Ms Hartoin writes an intricate story. As a murder mystery, it has a gentle pace, but much of that is because the reader is given a front row seat to the thoughts, feelings and perceptions of the main character (it is written in the first person). The other reason for the slower pace is the number of additional characters and story threads which Ms Hartoin includes. We are not only introduced to the victims' (yes, plural) relatives, but also various suspects, to Mercy's boyfriend, to her detective 'partner' Aaron, the man assigned by her father to make sure that she does not get into trouble, to her aunt Tenne and her aunt Miriam, to her uncle Morty who does investigative work for her father, to her cousin Chuck, the police detective working the murders, and to the Girls, the two rich old dears, Myrtle and Millicent, who have been so much a part of Mercy's life since she was born.
Overall, I enjoyed the book. I found Mercy a fascinating and very readable character. Her tendency to put herself into scrapes and situations was a bit frustrating, as was her incessant self-assurance in the rightness of whatever she was doing, even if it was blatantly wrong. However, it added to the charm of the story. I did find the ending a little anticlimactic, with the final denouement arriving very quickly and unexpectedly. It did tie up the loose ends nicely though.

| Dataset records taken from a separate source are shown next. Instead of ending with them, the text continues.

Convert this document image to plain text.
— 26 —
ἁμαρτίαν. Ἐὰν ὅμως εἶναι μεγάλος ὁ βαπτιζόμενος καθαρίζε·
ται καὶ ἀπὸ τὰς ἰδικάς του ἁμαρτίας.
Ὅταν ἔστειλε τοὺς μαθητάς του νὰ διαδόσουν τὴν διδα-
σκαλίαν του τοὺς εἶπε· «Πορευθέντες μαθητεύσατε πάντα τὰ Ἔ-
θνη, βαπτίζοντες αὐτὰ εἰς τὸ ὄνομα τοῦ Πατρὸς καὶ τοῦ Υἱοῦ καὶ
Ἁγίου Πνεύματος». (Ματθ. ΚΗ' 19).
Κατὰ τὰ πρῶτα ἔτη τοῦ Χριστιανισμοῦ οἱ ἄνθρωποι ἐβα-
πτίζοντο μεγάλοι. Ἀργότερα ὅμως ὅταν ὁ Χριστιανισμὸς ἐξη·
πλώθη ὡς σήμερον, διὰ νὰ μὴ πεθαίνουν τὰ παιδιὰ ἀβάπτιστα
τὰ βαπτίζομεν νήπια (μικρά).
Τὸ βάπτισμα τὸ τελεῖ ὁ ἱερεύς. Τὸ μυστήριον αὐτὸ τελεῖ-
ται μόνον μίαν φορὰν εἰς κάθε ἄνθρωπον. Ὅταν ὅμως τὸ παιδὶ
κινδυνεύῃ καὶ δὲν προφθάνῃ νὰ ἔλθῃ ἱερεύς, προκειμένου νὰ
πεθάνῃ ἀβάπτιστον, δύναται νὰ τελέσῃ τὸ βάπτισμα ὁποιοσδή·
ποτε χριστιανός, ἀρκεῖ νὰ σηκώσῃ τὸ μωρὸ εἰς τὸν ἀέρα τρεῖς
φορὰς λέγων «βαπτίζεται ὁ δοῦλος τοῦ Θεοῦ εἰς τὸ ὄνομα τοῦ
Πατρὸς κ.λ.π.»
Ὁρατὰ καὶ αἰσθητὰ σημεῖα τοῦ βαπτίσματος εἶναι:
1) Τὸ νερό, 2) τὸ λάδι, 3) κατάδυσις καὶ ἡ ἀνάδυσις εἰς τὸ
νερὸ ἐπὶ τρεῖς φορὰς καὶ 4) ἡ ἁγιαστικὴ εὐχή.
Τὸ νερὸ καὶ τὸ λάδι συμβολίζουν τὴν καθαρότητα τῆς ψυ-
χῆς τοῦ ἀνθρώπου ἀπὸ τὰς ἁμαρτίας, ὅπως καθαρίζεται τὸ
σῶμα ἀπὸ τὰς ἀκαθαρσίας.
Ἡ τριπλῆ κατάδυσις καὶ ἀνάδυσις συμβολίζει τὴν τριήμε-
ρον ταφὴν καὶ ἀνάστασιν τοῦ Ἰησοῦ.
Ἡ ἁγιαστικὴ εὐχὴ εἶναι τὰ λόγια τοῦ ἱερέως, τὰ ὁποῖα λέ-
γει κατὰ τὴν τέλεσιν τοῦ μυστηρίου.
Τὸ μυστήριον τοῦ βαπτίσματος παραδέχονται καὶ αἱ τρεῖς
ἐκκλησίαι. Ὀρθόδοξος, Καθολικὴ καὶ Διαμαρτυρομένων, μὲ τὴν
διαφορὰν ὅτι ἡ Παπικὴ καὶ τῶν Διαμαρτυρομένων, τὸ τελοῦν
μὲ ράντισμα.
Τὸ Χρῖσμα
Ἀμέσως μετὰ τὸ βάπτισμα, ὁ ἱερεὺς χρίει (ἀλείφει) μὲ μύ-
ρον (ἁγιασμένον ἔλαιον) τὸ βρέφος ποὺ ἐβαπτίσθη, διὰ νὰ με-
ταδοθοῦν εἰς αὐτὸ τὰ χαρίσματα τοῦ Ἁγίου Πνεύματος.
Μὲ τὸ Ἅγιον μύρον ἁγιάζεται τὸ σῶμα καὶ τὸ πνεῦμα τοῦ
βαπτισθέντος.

The complex and well-developed characters in this book are developed further in the series that follows, with a number of cases and situations developing from Mercy's relationships with them. The next book in the series is “Diver Down”, which includes an investigation on behalf of the Girls, Myrtle and Millicent.
In addition, Ms Hartoin has written a young adult fantasy series, “Away from Whipplethorn”, she has a book entitled, “It Started with a Whisper”, the first in a paranormal series called “Sons of Witches” and she has also written a number of short stories which are available on Amazon.